Besides Douglas, Damon and Lowe, very fine supporting performances are also offered by a swarthy Scott Bakula, a seedy Dan Aykroyd and a sweet (and unrecognizable) Debbie Reynolds, while a deliciously smarmy Cheyenne Jackson hits the right notes in his featured role as the amusingly named Billy Leatherwood. Unfortunately, this is a film that feels as though much more could have been shot than ultimately ended up in the final cut and those characters were assumedly the ones to suffer in the process - yet, to the betterment of the central storyline and the riveting central relationship and its uncompromising depiction in this rare, inciting, exciting, exceptionally remarkable film. Like the famous mirror that always hung above Liberace's grand piano in his home theater in Las Vegas, Behind the Candelabra offers an up close and personal view of one of the most popular musicians of the 20th century as seen through a gold-encrusted, Swarovski-filigreed looking glass looking down on (or up to) him from beyond. Heaven? Hell? A little bit of both, baby.

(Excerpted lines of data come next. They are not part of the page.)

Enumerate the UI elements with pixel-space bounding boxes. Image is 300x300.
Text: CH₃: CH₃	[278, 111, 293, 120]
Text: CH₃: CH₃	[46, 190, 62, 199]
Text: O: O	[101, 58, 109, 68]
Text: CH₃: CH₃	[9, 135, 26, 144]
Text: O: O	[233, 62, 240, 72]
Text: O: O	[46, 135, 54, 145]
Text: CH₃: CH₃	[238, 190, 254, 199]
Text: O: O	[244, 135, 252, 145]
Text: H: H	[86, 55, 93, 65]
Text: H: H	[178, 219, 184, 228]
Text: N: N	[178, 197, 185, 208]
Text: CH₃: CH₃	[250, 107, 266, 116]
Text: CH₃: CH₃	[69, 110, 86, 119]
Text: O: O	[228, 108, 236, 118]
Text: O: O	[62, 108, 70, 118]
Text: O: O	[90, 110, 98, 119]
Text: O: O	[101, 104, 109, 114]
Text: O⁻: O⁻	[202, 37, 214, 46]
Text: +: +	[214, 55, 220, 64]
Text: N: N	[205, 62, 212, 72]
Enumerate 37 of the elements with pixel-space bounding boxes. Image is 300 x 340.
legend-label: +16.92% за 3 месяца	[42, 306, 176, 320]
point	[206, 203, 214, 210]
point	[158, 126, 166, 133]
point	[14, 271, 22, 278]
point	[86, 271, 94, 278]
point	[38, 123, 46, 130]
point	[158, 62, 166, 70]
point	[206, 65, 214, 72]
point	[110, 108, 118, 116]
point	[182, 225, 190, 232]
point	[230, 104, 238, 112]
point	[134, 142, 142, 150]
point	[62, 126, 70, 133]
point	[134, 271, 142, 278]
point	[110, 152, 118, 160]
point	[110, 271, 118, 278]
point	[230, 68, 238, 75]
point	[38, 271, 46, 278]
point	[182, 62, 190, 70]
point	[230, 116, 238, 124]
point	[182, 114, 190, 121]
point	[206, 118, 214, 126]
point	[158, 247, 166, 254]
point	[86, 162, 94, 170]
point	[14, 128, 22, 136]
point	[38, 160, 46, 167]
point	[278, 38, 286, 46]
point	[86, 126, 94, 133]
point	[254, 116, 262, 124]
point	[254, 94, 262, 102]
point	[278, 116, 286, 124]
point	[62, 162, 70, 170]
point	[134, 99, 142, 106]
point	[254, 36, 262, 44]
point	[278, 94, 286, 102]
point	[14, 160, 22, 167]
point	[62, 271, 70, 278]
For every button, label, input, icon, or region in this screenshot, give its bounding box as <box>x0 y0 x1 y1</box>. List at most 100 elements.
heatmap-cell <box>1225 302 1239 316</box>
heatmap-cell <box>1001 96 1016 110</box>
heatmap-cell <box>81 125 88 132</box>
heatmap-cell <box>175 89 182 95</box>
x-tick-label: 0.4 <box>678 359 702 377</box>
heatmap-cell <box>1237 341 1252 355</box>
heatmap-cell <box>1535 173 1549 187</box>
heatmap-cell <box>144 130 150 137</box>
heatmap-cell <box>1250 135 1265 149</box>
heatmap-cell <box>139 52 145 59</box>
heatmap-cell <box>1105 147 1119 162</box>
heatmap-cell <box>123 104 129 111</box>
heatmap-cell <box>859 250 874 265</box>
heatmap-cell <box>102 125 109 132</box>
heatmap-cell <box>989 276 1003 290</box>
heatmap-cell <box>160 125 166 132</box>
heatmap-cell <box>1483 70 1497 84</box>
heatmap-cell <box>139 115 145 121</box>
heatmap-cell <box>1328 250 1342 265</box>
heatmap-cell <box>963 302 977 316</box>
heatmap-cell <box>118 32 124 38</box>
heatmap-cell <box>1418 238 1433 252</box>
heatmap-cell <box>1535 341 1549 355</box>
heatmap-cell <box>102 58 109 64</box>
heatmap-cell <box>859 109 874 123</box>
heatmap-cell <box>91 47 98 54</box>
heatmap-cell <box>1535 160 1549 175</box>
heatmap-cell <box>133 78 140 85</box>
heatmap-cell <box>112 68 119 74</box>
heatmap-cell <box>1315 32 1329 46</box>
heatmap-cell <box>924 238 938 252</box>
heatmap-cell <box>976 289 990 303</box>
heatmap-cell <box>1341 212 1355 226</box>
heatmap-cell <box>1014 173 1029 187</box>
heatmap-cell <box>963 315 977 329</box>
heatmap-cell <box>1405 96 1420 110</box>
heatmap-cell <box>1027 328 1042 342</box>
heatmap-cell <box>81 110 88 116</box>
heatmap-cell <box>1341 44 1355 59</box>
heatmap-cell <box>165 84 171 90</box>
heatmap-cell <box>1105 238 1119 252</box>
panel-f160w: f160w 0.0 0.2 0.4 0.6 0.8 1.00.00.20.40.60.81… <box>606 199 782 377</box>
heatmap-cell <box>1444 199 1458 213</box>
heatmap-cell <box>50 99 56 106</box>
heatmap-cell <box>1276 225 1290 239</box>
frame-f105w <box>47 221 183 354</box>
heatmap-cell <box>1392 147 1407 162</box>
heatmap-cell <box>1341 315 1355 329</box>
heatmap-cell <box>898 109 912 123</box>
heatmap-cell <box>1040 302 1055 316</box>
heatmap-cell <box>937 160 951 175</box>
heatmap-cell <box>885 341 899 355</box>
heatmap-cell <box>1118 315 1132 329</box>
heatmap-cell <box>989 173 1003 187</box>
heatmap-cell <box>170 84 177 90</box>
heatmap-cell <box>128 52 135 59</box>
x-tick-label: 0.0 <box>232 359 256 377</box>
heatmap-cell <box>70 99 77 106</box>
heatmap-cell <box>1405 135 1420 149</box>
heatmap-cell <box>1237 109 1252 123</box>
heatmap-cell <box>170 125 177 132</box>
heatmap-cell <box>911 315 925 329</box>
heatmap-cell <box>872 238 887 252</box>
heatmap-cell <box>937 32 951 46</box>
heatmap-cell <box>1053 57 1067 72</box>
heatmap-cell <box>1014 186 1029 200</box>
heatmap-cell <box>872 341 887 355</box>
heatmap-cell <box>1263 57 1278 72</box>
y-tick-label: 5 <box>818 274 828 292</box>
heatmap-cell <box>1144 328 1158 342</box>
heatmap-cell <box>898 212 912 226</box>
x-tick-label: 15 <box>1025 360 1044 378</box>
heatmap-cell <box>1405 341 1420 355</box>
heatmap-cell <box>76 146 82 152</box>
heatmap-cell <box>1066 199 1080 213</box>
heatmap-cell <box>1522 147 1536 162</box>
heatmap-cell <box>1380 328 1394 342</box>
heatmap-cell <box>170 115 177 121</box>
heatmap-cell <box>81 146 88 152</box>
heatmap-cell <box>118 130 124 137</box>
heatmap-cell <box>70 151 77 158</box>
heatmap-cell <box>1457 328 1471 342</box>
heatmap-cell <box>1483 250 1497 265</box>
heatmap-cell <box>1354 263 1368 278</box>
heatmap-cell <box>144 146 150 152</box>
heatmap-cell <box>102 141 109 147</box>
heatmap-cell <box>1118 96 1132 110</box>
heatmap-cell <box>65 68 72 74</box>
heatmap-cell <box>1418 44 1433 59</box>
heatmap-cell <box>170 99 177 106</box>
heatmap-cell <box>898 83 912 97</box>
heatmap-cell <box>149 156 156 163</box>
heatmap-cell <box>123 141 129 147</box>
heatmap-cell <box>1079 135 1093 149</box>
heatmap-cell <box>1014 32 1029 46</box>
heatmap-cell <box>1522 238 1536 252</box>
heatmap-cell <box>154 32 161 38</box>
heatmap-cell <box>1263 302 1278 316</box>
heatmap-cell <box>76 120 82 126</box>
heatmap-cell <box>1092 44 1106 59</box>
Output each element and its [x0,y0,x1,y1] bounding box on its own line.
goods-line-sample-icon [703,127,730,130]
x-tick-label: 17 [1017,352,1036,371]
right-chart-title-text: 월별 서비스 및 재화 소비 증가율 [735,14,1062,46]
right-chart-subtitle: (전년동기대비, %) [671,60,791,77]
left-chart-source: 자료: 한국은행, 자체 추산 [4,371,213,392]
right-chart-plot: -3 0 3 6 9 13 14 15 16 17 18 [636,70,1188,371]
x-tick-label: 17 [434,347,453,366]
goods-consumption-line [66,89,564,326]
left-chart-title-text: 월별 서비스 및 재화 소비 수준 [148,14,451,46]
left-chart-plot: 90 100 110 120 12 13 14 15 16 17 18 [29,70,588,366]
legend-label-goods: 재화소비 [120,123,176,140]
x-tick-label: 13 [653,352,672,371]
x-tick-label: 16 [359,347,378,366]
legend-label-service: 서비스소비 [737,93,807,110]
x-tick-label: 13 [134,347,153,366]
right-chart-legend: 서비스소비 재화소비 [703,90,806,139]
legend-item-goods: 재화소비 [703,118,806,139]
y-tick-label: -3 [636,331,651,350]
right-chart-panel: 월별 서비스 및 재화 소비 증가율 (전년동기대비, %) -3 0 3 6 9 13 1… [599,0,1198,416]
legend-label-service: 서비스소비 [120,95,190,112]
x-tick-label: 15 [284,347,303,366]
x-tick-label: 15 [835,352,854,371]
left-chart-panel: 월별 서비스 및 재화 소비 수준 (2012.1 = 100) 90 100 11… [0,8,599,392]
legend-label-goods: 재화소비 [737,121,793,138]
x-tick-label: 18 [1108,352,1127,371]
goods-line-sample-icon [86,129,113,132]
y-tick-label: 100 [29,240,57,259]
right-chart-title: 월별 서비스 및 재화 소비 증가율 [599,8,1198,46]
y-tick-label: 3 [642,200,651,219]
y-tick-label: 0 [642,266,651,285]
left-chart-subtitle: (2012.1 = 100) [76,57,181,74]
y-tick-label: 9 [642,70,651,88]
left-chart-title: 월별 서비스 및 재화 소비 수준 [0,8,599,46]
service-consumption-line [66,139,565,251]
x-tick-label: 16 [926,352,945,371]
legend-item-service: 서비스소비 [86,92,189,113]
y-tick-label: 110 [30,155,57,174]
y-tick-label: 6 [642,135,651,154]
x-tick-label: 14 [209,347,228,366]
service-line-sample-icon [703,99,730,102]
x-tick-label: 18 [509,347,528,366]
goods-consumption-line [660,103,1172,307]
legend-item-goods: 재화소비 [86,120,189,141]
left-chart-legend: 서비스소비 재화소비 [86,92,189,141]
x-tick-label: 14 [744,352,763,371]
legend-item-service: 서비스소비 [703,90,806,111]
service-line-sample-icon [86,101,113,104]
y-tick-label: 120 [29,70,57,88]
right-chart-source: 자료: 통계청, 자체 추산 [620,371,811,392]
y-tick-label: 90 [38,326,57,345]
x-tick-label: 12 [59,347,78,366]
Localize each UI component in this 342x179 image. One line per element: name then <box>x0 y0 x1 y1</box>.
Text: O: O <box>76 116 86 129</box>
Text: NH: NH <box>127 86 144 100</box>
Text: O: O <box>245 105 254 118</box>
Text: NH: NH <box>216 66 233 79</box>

Evoking the aura of an entire era all the while and exploring an especially compelling and pertinent topic - that of gay relationships - while telling part of the later-life story of an impossibly unique figure in the entertainment realm, Behind the Candelabra set a particularly high bar for itself in its lofty ambitions and potential for failure - and, I am happy to report, it has surpassed the wildest expectations in almost every area. It's rhapsodic - and, ultimately, totally unforgettable. While the glimmer and gilt and gold of the first half eventually fades and gives way to the cold crystal, colder stares and copious cocaine of the second half, we are brought with arresting immediacy into the messy magma of a marriage, more or less - after all, these two men were intended lifelong companions as serious as any legal marriage; and, with the ensuing fall-out due to the final fission made fatal crack byway of, well, crack (among other things), we are granted a glimpse of the even messier, bloodier and painfully desperate legal proceedings coming after the dissolution of the decade-spanning relationship for good (and bad).

"I just don't want to be remembered as some old queen who died of AIDS," Liberace says on his deathbed. Now, thanks to BEHIND THE CANDELABRA, that will certainly never, ever be the case (as if it ever was in the first place). It is a masterpiece of a biopic and one of the greatest musical biographies ever filmed. "The Impossible Dream" fulfilled.

Indeed, "too much of a good thing is wonderful" - Behind the Candelabra shows it in spades. And diamonds.